Remove the medium and then mount the slide with medium supplemented with DAPI and image the samples by fluorescence microscopy at a 40 times magnification. To verify exosome interaction with recipient cells, seed two times 10 to the fifth mouse lung epithelial 12 cells in two milliliters of medium per well in a 12 well culture plate containing the appropriate culture medium for a two hour incubation at 37 degrees Celsius and 5%carbon dioxide. At the end of the incubation, add 20 micrograms of exosomes to three wells of epithelial cells per experimental group and return the cells to the incubator.
After 24 hours, remove the medium, wash the cells with PBS, and add 600 microliters of lysis buffer to each well with gentle shaking. Then transfer the entire contents of each well into individual 1.5 milliliter tubes and analyze the samples according to the standard real time PCR protocols. Within 24 hours of LPS administration, neutrophilic influx is observed in the lungs of LPS treated animals.
After their isolation and purification as just demonstrated, the presence of exosomes in the BOLF from septic lung injury animals can be confirmed by transmission electron microscopy. The expression of select pro-inflammatory micro RNA is significantly increased in bronchoalveolar fluid exosomes from LPS treated animals compared to controlled PBS treated mice. LPS treated exosomes are taken up by mouse bronchiole epithelial cells as evidenced by the co-localization of fluorescent dye labeled exosomes with DAPI labeled cells after one hour of co-culture.
Pro-inflammatory mediator expression is significantly increased in epithelial cells co-cultured with exosomes from LPS treated animals compared to co-culture with exosomes from control PBS treated mice. Further, cells treated with exosomes from LPS treated mice demonstrate a significantly attenuated expression of zonula occludens one compared to controls indicating a less intact cell integrity after LPS treated exosome co-culture. The intra-peritoneal injection of LPS, the bronchoalveolar lavage extraction, and exosome delegation from the bronchoalveolar lavage all the steps can be completed in a relatively short amount of time.
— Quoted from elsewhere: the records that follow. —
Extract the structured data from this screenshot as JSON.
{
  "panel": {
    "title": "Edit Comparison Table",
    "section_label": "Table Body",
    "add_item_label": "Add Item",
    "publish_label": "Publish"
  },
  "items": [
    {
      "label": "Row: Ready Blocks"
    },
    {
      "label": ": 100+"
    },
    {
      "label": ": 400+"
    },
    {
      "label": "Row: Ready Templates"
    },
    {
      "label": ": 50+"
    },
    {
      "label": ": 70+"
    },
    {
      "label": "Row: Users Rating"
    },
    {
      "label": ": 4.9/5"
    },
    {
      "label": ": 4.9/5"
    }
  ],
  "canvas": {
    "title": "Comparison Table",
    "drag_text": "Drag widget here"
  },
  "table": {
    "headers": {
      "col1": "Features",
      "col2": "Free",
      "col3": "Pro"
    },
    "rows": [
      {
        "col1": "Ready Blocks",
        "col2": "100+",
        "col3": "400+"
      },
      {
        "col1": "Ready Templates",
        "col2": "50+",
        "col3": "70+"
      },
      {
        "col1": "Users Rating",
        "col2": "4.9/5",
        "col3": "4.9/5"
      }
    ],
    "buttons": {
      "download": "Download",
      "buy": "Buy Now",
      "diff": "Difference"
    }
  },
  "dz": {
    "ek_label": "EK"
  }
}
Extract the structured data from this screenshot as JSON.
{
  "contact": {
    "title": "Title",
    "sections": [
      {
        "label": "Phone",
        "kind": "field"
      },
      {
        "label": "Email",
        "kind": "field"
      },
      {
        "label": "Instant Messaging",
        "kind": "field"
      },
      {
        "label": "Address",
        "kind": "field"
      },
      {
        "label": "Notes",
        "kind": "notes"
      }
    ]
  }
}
Following this procedure, other methods like exosome and epithelial cell co-culture can be performed to answer additional questions about the cross talk between innate and structural cells in the lung alveolar micro-environment. Cross talk between innate immune and structural cells via exosome shuttling contributes to the inflammatory response and to structural barrier disruption suggesting exosomal micro-RNA targeting may provide a normal platform for treating acute lung injury and acute respiratory distress syndrome. After watching this video you should have a good understanding of how to induce septic lung injury in mice, isolate bronchoalveolar lavage fluid from mice, isolate exosomes from the lavage fluid, and use a co-culture model for interrogating intracellular cross talk.
Don't forget that working with LPS can be hazardous and that precautions such as wearing the appropriate personal protective equipment should always be taken while performing this procedure.